IRQ: phy_interrupt()
     +-> mutex_lock(&phydev->lock); <--------------------+
         drv->handle_interrupt()                         | Deadlock due
         +-> ERROR: phy_error()                          + to the nested
                    +-> phy_process_error()              | mutex lock
                        +-> mutex_lock(&phydev->lock); <-+
                            phydev->state = PHY_ERROR;
                            mutex_unlock(&phydev->lock);
         mutex_unlock(&phydev->lock);

The problem can be easily reproduced just by calling phy_error() from any
PHY-device threaded interrupt handler. Fix it by dropping the phydev->lock
mutex lock from the phy_process_error() method and printing a nasty error
message to the system log if the mutex isn't held in the caller execution
context.

Note for the fix to work correctly in the PHY-subsystem itself the
phydev->lock mutex locking must be added to the phy_error_precise()
function.

Link: https://lore.kernel.org/netdev/20230816180944.19262-1-fancer.lancer@gmail.com
Fixes: 91a7cda1f4b8 ("net: phy: Fix race condition on link status change")
Suggested-by: Andrew Lunn <andrew@lunn.ch>
Signed-off-by: Serge Semin <fancer.lancer@gmail.com>
---
 drivers/net/phy/phy.c | 11 +++++++----
 1 file changed, 7 insertions(+), 4 deletions(-)
  

Comments

patchwork-bot+netdevbpf@kernel.org Aug. 19, 2023, 6:34 p.m. UTC | #1
Hello:

This patch was applied to netdev/net.git (main)
by David S. Miller <davem@davemloft.net>:

On Fri, 18 Aug 2023 15:54:45 +0300 you wrote:
> Since commit 91a7cda1f4b8 ("net: phy: Fix race condition on link status
> change") all the phy_error() method invocations have been causing the
> nested-mutex-lock deadlock because it's normally done in the PHY-driver
> threaded IRQ handlers which since that change have been called with the
> phydev->lock mutex held.
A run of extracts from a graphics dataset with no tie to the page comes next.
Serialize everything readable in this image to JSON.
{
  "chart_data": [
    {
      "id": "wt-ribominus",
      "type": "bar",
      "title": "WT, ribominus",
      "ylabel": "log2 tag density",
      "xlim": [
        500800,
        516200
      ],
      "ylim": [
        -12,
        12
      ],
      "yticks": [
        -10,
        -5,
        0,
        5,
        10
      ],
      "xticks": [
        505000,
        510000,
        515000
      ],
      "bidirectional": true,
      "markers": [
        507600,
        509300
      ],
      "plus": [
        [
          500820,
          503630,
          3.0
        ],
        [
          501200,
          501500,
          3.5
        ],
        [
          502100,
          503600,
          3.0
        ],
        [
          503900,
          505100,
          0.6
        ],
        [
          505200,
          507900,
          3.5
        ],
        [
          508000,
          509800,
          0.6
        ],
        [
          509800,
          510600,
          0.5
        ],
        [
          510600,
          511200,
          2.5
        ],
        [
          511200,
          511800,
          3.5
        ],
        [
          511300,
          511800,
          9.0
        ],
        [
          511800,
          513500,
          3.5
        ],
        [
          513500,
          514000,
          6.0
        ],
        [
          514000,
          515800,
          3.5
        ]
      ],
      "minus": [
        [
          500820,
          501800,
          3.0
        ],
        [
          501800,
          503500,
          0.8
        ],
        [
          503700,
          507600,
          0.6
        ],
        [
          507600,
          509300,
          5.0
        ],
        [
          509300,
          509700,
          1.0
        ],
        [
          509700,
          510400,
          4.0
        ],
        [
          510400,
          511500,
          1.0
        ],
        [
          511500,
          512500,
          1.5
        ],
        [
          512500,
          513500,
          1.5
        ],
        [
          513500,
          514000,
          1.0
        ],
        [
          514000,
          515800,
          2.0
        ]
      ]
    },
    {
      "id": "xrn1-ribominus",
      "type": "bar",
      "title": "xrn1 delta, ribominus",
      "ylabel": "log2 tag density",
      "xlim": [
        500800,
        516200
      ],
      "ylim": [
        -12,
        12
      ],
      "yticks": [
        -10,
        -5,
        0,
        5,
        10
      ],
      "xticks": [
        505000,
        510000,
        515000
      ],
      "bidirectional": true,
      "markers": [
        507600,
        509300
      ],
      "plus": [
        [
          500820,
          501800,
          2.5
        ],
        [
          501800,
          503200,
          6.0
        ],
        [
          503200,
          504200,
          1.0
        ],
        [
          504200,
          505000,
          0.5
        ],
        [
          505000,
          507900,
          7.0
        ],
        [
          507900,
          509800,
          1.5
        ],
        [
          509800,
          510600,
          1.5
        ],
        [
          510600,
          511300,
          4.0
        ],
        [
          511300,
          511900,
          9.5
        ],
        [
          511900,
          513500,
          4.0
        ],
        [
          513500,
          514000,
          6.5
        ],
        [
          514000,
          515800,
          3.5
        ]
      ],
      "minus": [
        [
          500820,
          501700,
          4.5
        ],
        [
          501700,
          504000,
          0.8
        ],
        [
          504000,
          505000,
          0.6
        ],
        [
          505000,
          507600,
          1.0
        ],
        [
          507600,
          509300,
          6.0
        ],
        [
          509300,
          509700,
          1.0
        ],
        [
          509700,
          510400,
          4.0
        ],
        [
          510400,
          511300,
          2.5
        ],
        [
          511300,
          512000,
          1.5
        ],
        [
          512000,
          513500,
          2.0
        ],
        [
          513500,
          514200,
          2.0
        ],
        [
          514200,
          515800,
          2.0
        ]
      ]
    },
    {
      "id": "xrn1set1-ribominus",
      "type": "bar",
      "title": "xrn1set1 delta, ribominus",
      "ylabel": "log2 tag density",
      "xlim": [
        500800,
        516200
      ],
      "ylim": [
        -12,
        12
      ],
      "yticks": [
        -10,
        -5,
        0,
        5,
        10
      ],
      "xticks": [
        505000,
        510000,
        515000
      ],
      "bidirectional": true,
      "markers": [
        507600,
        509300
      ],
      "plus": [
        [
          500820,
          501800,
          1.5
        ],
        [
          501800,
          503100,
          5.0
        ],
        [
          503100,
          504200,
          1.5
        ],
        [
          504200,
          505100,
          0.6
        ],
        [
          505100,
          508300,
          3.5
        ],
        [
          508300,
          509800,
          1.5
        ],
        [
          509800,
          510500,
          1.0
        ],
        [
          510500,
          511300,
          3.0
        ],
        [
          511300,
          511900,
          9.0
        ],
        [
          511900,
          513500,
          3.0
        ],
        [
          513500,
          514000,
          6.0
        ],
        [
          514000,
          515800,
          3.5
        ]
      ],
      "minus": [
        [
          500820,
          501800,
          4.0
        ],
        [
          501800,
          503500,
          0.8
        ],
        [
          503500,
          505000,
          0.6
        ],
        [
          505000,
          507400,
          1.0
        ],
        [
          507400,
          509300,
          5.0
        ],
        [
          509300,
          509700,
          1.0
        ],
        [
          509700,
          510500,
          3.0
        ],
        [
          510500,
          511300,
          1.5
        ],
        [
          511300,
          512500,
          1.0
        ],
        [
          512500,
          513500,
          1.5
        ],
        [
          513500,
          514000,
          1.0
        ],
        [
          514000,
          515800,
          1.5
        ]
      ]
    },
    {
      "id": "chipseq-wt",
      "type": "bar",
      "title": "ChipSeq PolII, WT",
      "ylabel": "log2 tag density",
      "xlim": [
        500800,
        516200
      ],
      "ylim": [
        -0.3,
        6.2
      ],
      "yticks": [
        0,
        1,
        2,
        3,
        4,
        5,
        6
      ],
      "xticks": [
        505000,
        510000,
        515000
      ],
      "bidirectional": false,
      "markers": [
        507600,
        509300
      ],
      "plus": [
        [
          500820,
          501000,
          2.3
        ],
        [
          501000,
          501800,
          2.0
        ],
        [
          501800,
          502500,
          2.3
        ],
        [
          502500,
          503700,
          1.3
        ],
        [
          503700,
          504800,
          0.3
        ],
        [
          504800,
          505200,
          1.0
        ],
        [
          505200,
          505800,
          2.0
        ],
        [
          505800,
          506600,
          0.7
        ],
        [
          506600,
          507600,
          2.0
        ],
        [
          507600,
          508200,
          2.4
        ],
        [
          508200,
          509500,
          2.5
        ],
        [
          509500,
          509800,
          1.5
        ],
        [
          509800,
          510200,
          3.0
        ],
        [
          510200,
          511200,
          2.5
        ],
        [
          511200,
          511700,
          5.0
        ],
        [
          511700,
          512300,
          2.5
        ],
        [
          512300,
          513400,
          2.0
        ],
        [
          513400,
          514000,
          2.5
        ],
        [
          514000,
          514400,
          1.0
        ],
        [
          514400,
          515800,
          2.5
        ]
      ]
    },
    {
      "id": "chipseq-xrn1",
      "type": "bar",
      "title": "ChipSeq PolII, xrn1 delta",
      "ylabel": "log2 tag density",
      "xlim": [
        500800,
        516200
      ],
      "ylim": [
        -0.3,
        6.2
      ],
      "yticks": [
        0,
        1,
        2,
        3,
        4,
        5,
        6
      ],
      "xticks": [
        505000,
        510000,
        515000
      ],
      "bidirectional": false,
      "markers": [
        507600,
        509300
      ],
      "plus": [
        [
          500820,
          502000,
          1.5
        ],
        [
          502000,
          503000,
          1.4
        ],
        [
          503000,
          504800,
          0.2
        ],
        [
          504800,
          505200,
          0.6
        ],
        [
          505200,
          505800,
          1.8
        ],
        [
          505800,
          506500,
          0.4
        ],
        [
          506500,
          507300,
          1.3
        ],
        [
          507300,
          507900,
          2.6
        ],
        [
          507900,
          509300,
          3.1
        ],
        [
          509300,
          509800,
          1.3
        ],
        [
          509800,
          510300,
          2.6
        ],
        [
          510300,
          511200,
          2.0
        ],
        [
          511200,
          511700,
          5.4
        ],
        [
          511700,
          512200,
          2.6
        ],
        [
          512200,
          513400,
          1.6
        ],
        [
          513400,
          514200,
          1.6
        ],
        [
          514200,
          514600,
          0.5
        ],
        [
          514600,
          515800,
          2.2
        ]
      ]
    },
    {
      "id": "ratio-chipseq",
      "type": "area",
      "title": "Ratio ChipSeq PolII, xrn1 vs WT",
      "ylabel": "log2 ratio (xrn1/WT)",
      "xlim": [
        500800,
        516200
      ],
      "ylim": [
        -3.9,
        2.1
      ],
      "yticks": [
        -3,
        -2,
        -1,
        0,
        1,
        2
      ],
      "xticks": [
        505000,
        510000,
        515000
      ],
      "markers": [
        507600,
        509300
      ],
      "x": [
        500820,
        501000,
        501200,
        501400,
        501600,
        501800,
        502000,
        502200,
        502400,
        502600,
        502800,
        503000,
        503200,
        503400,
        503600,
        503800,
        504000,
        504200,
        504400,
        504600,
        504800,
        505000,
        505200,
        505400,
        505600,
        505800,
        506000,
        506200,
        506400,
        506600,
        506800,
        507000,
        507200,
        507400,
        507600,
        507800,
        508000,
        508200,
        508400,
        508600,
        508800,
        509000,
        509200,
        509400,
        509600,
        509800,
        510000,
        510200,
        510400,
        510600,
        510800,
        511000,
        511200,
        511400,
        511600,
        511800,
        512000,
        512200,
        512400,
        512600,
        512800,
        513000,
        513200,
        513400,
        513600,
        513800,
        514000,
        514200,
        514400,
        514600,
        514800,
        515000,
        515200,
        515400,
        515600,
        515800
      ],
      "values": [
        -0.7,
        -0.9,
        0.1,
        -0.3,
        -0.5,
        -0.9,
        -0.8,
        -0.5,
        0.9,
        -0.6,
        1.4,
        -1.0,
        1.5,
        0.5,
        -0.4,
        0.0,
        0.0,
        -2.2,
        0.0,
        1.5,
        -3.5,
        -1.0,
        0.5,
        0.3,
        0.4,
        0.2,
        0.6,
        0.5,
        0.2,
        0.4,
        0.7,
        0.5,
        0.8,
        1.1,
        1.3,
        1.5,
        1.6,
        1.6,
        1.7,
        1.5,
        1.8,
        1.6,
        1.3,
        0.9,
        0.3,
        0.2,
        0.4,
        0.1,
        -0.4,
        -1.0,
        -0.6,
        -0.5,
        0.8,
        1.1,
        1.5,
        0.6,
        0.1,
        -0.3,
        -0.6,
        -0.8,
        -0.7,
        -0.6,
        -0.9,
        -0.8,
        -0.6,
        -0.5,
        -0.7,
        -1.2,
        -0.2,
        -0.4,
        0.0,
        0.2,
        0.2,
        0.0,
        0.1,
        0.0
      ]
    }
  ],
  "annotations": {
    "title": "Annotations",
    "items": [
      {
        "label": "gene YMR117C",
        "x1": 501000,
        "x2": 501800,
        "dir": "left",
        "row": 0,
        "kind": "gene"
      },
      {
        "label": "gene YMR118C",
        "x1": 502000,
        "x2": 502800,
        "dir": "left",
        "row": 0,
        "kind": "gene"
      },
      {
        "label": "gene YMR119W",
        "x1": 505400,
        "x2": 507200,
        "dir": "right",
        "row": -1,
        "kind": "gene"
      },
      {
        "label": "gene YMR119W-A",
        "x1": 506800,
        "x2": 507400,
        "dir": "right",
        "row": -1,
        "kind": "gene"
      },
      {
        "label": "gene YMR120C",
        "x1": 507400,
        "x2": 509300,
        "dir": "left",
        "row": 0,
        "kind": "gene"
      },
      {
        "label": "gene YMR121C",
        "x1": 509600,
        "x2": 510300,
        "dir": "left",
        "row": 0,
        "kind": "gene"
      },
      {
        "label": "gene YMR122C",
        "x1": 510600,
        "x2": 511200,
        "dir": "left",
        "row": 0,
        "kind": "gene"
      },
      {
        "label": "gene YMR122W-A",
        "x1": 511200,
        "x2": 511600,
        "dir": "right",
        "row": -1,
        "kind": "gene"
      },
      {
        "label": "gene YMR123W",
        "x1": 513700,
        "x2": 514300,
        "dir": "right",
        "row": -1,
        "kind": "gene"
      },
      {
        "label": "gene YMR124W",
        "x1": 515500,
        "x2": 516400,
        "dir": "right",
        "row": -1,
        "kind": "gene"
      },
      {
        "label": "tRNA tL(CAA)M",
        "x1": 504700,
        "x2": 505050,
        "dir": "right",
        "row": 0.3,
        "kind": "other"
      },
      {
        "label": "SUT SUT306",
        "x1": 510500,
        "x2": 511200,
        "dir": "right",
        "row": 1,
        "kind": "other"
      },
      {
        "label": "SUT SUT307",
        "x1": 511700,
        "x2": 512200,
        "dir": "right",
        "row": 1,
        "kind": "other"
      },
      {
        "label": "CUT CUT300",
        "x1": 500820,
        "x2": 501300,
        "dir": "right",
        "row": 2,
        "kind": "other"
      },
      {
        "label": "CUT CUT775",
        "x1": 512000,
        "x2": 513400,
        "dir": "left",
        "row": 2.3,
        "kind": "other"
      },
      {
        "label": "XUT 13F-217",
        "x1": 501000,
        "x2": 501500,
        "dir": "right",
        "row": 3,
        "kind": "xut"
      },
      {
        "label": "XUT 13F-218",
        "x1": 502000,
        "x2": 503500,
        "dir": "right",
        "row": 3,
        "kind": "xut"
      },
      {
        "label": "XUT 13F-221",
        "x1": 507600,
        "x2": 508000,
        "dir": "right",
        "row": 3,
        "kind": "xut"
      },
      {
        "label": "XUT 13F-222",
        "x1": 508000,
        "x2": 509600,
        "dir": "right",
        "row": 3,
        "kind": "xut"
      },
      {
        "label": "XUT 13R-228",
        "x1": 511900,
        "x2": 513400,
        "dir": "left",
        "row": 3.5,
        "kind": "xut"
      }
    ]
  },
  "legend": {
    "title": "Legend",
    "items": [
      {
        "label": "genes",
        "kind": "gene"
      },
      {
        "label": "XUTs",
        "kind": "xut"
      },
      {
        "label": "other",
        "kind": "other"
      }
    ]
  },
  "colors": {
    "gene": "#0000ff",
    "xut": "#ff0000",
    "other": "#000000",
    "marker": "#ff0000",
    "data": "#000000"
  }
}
Here is the calls thread:
> 
> IRQ: phy_interrupt()
>      +-> mutex_lock(&phydev->lock); <--------------------+
>          drv->handle_interrupt()                         | Deadlock due
>          +-> ERROR: phy_error()                          + to the nested
>                     +-> phy_process_error()              | mutex lock
>                         +-> mutex_lock(&phydev->lock); <-+
>                             phydev->state = PHY_ERROR;
>                             mutex_unlock(&phydev->lock);
>          mutex_unlock(&phydev->lock);
> 
> [...]

Here is the summary with links:
  - [net] net: phy: Fix deadlocking in phy_error() invocation
    https://git.kernel.org/netdev/net/c/a0e026e7b37e

You are awesome, thank you!
  

Patch

diff --git a/drivers/net/phy/phy.c b/drivers/net/phy/phy.c
index bdf00b2b2c1d..a9ecfdd19624 100644
--- a/drivers/net/phy/phy.c
+++ b/drivers/net/phy/phy.c
@@ -1184,9 +1184,11 @@  void phy_stop_machine(struct phy_device *phydev)
 
 static void phy_process_error(struct phy_device *phydev)
 {
-	mutex_lock(&phydev->lock);
+	/* phydev->lock must be held for the state change to be safe */
+	if (!mutex_is_locked(&phydev->lock))
+		phydev_err(phydev, "PHY-device data unsafe context\n");
+
 	phydev->state = PHY_ERROR;
-	mutex_unlock(&phydev->lock);
 
 	phy_trigger_machine(phydev);
 }
@@ -1195,7 +1197,9 @@  static void phy_error_precise(struct phy_device *phydev,
 			      const void *func, int err)
 {
 	WARN(1, "%pS: returned: %d\n", func, err);
+	mutex_lock(&phydev->lock);
 	phy_process_error(phydev);
+	mutex_unlock(&phydev->lock);
 }
 
 /**
@@ -1204,8 +1208,7 @@  static void phy_error_precise(struct phy_device *phydev,
  *
  * Moves the PHY to the ERROR state in response to a read
  * or write error, and tells the controller the link is down.
- * Must not be called from interrupt context, or while the
- * phydev->lock is held.
+ * Must be called with phydev->lock held.
  */
 void phy_error(struct phy_device *phydev)
 {